Notation monnaie locale BIC : une dégradation jugée précipitée par Amadou Ba Babo

L’agence de notation ivoirienne Bloomfield Investment Corporation (BIC) a récemment décidé de faire passer la perspective souveraine du Sénégal de « stable » à « négative », tout en maintenant la note BBB+. Une décision qui n’a pas convaincu l’actuel Directeur général de 3FPT.

Dans une note, Amadou Ba Babo, Directeur général de 3FPT et président des cadres du parti PASTEF, estime que cette dégradation de perspective est « précipitée » et insuffisamment fondée sur les réalités structurelles du pays.

Selon lui, les agences de notation évaluent généralement les États à travers cinq critères majeurs : la performance économique, les finances publiques, la position extérieure, la liquidité et l’accès au financement, ainsi que la stabilité politique et la gouvernance.
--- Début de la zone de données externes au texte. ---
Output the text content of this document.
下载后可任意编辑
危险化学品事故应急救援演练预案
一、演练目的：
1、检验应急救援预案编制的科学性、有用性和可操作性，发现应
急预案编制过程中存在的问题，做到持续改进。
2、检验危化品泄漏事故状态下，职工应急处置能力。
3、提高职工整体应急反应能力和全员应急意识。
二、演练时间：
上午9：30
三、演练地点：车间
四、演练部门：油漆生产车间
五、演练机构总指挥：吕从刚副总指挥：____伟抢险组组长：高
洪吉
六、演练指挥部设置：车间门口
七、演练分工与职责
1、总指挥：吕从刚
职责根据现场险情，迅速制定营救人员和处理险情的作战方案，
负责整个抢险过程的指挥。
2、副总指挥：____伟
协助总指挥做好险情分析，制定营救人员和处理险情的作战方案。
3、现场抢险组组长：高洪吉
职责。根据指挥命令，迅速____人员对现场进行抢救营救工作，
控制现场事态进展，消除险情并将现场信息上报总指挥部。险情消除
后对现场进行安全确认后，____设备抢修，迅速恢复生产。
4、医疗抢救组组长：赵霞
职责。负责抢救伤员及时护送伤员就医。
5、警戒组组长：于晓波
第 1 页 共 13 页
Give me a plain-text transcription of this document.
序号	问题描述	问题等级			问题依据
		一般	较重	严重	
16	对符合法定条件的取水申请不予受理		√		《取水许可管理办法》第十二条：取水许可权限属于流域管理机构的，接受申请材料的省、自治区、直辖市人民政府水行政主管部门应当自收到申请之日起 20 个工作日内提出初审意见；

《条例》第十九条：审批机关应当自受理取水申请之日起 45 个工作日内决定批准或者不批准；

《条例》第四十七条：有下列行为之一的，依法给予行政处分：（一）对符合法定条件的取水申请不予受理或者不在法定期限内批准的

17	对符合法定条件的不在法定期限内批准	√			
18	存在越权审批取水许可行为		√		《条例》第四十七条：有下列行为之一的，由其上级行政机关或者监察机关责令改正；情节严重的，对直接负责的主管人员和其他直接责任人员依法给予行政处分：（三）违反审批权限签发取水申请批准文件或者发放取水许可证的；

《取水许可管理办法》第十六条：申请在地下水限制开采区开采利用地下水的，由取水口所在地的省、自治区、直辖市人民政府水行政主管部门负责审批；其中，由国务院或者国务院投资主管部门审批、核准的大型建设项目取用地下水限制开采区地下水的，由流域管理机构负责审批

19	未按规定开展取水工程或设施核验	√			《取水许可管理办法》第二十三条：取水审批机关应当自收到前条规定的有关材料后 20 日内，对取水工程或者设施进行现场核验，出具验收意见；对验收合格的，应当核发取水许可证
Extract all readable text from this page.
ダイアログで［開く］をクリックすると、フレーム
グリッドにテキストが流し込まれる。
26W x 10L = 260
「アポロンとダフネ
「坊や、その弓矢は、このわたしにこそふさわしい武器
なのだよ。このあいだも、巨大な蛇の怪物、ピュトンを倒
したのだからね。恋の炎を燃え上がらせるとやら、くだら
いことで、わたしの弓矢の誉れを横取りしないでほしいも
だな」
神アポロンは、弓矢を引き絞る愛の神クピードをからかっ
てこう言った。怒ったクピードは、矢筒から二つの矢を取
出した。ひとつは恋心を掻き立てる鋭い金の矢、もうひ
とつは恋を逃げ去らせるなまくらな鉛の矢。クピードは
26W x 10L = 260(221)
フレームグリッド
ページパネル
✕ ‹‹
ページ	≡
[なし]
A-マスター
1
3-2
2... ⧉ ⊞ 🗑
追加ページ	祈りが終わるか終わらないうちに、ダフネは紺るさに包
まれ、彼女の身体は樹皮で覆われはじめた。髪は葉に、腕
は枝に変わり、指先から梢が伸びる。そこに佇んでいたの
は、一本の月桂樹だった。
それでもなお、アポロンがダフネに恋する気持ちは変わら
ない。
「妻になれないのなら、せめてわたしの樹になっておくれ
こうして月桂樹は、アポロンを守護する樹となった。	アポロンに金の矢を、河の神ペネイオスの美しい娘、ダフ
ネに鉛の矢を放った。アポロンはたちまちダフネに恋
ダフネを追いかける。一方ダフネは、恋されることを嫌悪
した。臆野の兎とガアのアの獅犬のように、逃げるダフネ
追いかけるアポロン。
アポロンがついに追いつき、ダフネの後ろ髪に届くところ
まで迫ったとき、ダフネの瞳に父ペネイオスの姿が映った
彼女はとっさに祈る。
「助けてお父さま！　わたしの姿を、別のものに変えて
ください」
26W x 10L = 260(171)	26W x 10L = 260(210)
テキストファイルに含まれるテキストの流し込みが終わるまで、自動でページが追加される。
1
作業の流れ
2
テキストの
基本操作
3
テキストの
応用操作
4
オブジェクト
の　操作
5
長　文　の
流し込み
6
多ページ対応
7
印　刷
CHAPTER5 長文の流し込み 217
Or, souligne-t-il, Bloomfield justifie principalement sa décision par le cinquième critère, évoquant notamment la révocation du Premier ministre le 22 mai dernier, l’élection de l’ex-chef du gouvernement à la présidence de l’Assemblée nationale le 26 mai, ainsi qu’un contexte macroéconomique marqué par des tensions de liquidité.

Pour Amadou Ba Babo, ces éléments relèvent davantage d’une séquence politique normale dans une démocratie fonctionnelle que d’une crise institutionnelle susceptible d’affecter durablement la solvabilité du Sénégal.

« Le président révoque un Premier ministre, le Parlement élit ensuite un président issu de l’opposition : cela relève du jeu démocratique classique dans un régime semi-présidentiel », soutient-il.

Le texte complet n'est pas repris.